After Honda cut its profit forecast for the fiscal year to March by more than a billion dollars due to a drastic drop in China sales, observers expected other Japanese majors to follow suit. Toyota did the opposite. (Nissan will announce its numbers tomorrow.)
Toyota forecasts a full year operating income of 1.05 trillion yen (13 billion), an EBIT of 1.18 trillion yen ($14.7 billion), and a net profit of 780 billion yen ($9.7 billion), up sundry billions from the previous estimate. That on revenue that is 700 billion yen ($8.72 billion) less than forecasted. How do they do this? The old-fashioned, way, with stringent savings and increased sales. A proud Ozawa explained that “some expenses budgeted for the period were never spent.” In the German and U.S. companies I had known, not spending your budget was considered a mortal sin, right up there with coveting the CEO’s wife. In Japan, you are mentioned in dispatches to the media.
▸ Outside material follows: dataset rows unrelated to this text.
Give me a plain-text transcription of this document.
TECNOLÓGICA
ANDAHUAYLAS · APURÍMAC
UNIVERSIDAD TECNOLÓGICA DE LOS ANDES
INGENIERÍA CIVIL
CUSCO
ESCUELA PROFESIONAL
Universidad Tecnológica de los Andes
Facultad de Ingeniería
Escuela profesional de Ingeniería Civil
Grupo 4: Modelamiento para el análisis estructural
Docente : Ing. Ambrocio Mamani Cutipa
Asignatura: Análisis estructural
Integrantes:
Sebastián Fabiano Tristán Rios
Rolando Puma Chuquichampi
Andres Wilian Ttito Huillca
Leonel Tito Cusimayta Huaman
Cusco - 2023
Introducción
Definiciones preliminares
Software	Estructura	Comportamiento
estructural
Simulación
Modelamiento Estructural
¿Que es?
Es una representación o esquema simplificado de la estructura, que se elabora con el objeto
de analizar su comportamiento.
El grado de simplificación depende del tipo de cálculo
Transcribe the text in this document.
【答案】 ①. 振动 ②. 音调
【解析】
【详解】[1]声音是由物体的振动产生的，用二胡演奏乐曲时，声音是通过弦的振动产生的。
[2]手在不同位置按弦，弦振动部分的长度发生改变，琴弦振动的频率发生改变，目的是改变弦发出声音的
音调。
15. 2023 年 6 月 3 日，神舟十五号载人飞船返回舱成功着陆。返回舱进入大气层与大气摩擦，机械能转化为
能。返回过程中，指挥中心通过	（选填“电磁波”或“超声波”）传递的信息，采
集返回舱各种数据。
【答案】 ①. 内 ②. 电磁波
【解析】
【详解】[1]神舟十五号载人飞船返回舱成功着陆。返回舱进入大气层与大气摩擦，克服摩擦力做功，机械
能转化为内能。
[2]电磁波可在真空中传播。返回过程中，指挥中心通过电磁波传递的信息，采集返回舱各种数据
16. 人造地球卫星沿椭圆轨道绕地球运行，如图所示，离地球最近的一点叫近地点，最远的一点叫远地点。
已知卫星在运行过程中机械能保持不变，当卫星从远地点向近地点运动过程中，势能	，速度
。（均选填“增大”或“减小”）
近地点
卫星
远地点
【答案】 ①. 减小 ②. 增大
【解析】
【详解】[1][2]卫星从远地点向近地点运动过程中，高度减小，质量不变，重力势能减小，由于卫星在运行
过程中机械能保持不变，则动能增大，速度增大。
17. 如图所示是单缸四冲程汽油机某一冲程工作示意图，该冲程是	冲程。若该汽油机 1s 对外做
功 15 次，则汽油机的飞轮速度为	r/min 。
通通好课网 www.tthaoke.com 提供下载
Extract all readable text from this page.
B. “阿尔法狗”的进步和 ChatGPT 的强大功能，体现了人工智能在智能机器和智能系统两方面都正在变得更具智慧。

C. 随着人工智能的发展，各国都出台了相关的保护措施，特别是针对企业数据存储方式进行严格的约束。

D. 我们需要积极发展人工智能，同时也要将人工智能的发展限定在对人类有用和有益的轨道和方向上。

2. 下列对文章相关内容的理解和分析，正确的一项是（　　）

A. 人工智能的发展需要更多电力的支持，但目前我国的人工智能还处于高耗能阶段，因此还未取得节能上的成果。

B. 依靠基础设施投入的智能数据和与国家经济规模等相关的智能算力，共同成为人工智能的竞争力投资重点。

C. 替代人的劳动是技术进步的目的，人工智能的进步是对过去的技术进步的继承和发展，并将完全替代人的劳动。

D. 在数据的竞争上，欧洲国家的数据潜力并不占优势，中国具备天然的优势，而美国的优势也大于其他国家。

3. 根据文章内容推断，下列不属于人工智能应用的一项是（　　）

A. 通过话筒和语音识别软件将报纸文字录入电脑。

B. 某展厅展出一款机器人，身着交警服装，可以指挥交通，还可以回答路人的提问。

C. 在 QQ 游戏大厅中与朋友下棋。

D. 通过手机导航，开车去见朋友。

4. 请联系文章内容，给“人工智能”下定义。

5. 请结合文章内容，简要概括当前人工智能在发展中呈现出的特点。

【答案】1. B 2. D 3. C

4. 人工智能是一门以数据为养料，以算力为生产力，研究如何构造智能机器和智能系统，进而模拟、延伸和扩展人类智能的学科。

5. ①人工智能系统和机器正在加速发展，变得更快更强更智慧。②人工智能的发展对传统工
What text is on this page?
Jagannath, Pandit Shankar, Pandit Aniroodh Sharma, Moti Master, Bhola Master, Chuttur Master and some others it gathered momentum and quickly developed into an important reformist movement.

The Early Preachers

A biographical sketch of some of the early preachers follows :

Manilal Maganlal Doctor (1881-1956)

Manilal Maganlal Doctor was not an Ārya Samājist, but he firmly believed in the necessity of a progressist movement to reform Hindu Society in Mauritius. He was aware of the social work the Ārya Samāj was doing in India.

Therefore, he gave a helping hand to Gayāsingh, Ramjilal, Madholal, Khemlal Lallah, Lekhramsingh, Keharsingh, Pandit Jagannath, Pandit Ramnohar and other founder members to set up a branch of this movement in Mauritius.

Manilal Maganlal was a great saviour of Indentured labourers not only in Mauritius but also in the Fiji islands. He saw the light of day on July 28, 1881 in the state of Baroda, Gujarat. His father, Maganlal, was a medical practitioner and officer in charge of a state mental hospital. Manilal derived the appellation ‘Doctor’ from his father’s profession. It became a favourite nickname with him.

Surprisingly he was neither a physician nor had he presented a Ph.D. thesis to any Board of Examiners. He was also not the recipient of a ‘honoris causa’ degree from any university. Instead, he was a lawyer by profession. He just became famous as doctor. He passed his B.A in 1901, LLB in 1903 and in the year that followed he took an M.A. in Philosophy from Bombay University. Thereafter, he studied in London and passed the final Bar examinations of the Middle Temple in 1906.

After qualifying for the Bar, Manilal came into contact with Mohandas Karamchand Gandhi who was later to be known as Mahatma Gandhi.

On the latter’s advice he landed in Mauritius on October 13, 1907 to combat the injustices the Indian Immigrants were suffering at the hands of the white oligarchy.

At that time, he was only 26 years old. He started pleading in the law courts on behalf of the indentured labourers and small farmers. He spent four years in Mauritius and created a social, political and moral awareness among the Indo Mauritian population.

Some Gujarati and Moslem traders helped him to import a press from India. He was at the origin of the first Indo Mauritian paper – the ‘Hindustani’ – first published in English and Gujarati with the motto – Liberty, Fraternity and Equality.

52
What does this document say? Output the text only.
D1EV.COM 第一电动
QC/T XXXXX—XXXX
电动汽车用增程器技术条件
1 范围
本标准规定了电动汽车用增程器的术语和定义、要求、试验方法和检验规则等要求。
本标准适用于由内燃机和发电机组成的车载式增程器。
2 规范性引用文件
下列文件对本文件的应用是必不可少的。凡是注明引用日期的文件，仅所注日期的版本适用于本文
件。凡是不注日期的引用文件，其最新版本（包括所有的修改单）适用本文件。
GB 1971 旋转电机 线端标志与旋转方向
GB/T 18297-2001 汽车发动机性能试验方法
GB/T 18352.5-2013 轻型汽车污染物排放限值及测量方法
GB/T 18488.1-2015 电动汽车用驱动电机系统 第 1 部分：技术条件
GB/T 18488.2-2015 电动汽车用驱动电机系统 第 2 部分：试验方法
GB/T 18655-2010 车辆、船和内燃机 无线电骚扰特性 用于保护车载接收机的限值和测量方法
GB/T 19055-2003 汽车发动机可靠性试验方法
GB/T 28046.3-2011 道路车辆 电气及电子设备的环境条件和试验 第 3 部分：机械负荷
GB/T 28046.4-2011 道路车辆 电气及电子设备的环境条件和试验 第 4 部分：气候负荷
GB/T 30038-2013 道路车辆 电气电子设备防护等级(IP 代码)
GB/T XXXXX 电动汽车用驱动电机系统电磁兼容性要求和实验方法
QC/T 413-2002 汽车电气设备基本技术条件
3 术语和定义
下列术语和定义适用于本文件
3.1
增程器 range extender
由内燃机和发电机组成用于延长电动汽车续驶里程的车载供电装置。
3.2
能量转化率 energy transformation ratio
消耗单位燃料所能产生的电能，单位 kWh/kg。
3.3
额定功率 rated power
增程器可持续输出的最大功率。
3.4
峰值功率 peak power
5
Expect this number to trip up journalists around the globe. They will predict that with 8.75 million units, Toyota will for sure be eclipsed by GM, if not by Volkswagen. No, it will not.
“Joint venture sales are outside the scope of the consolidated results,” explained Ozawa to the inquiring reporter. Translation: Production, sales, and even financial results of the Chinese joint ventures remained unmentioned. Asked what the true total global group production number for the calendar year might be, including JVs, Ozawa said: “I think it will be slightly less than 10 million.” This happens to be the same as our working number since last week, when we took the China effect into account.
Ozawa said many times that as far as China goes, the “future outlook is quite uncertain,” and “coming up with a forecast is quite difficult.” Any financial impact of the Chinese row will remain a Chinese matter, at least for a while: The Joint Ventures are treated according to the equity method. To be seen by the end of the year, as an asset line item.